Real Estate

Downtown apartment project gets $5.5 million boost from NYS

A rendering of the Peconic Crossing project planned for West Main Street. (Courtesy)
A rendering of the Peconic Crossing project planned for West Main Street. (Courtesy)

A five-story affordable housing project planned for along the Peconic River in downtown Riverhead has received $5.49 million in grants from New York State.

“This is huge; I can’t underscore that enough,” explained Marianne Garvin, the president and chief executive officer of the nonprofit Community Development Corporation of Long Island, which is teaming up on the West Main Street project with a Rochester-based, for-profit developer called Conifer Realty. “Without the financing, you can have a concept and a dream and an aspiration, but you don’t have the project being built.

“This gives us the financing and the ability to actually build what we’re dreaming about building.”

The project is being called Peconic Crossing. The building would contain 48 affordable rental units. And, in order to win a lease, proposed tenants would have to meet income guidelines based on the area median income for Suffolk County, which as of December was $73,600, according to past reports.

Peconic Crossing would give preference to prospective tenants who are artists and can document that, Ms. Garvin has said.

The project would also have a common area for arts and a balcony overlooking the Peconic River that could be used for art events.

Ms. Garvin said almost $5.5 million in state money will also help tremendously in the quest to find private investors to help make up the rest of the money the $17 million project is projected to cost.

“The state doesn’t give this funding out unless they’re feeling confident it’s going to be a great project,” she said. “So it’s a boost of confidence from a lot of people who scrutinize such proposals very closely.”

The $5.4 million award was announced by Governor Andrew Cuomo Tuesday and is a piece of $141 million in awards for affordable housing developments across the state, money that comes in the form of low-interest loans, grants and tax credits, according to a press release.

“Providing greater access to safe and affordable housing is a top priority of our administration and with this investment, we are helping more New Yorkers find a place to call home,” Mr. Cuomo said in a statement. “This is not only an investment in affordable housing projects, but a critical step towards developing safer communities, stronger local economies and brighter futures for all New Yorkers.”

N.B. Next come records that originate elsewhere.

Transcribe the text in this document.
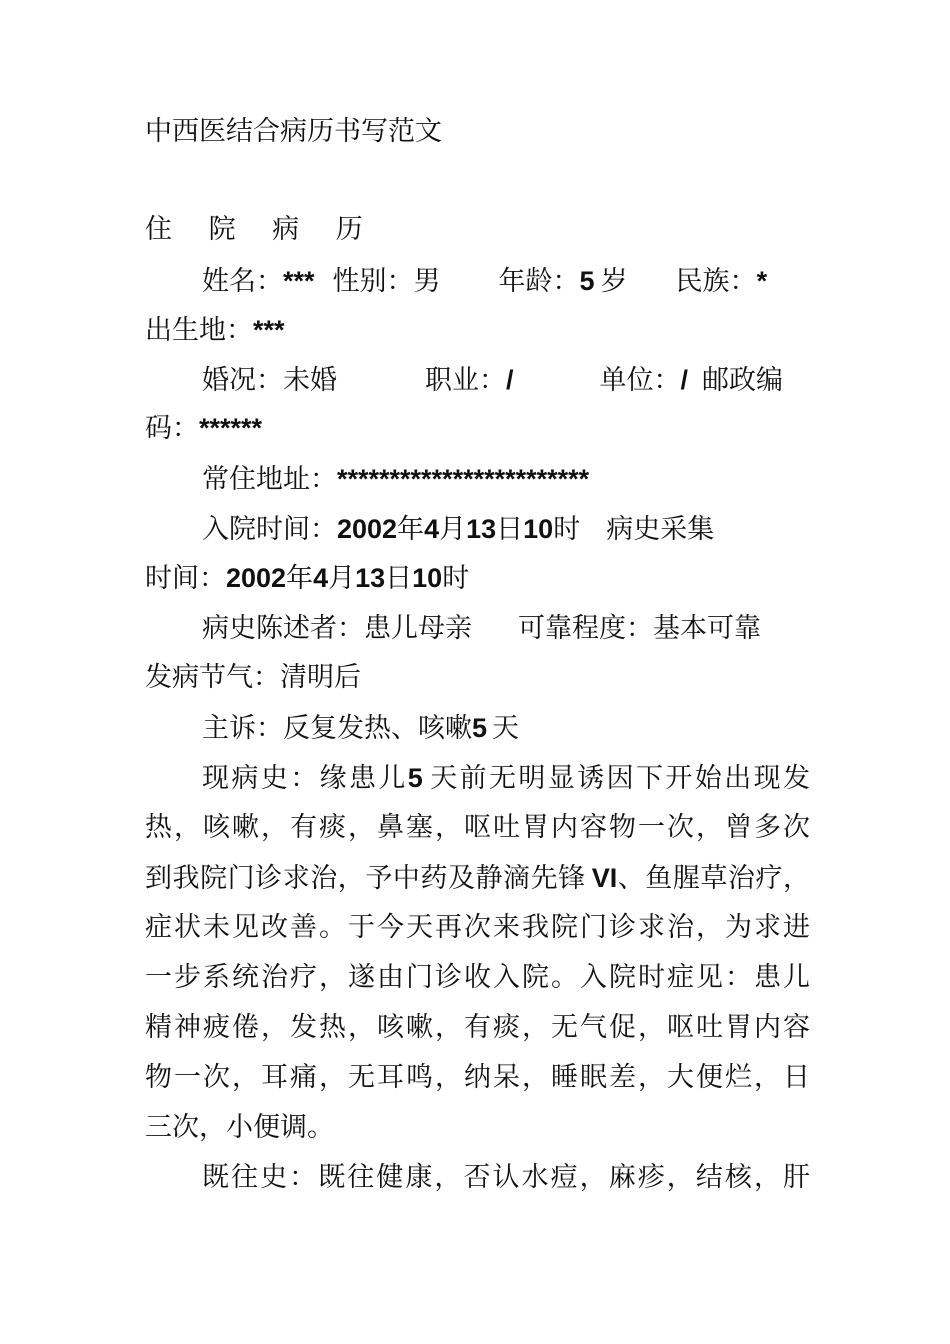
中西医结合病历书写范文
住 院 病 历
姓名：*** 性别：男 年龄：5 岁 民族：*
出生地：***
婚况：未婚	职业：/	单位：/ 邮政编
码：******
常住地址：************************
入院时间：2002年4月13日10时 病史采集
时间：2002年4月13日10时
病史陈述者：患儿母亲 可靠程度：基本可靠
发病节气：清明后
主诉：反复发热、咳嗽5 天
现病史：缘患儿5 天前无明显诱因下开始出现发
热，咳嗽，有痰，鼻塞，呕吐胃内容物一次，曾多次
到我院门诊求治，予中药及静滴先锋 VI、鱼腥草治疗，
症状未见改善。于今天再次来我院门诊求治，为求进
一步系统治疗，遂由门诊收入院。入院时症见：患儿
精神疲倦，发热，咳嗽，有痰，无气促，呕吐胃内容
物一次，耳痛，无耳鸣，纳呆，睡眠差，大便烂，日
三次，小便调。
既往史：既往健康，否认水痘，麻疹，结核，肝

Peconic Crossing’s state funding in particular comes from the tax credit program and the state’s Community Development Block Grant program, said Paul Fink, a CDC spokesman.

Calling the grants as extremely competitive, Ms. Garvin said the Peconic Crossing application must have had all the elements the state is looking for to invest.

“One, it supports the housing strategies that the regional economic development council put together, which is that it’s important to revitalize and support downtowns, to focus more higher density housing in developments like this in downtown areas or near train station,” she said. “So this is near a train station and it’s in a downtown.

“And the connection to artist housing,” she continued. “This also helps support efforts to make the area a tourist destination. What Riverhead is doing, and with the East End Arts Council, is making Riverhead a destination, a place that people would want to go to. With the performing arts center, the riverfront, the river walk, this adds to that and the state recognized that strategy.”

According to the governor’s press announcement, the project is designed to be storm and flood resilient and would also give preference to people who were displaced from Superstorm Sandy.

The project still needs town Planning Board approvals and is planned for property that currently houses the Long Island Science Center.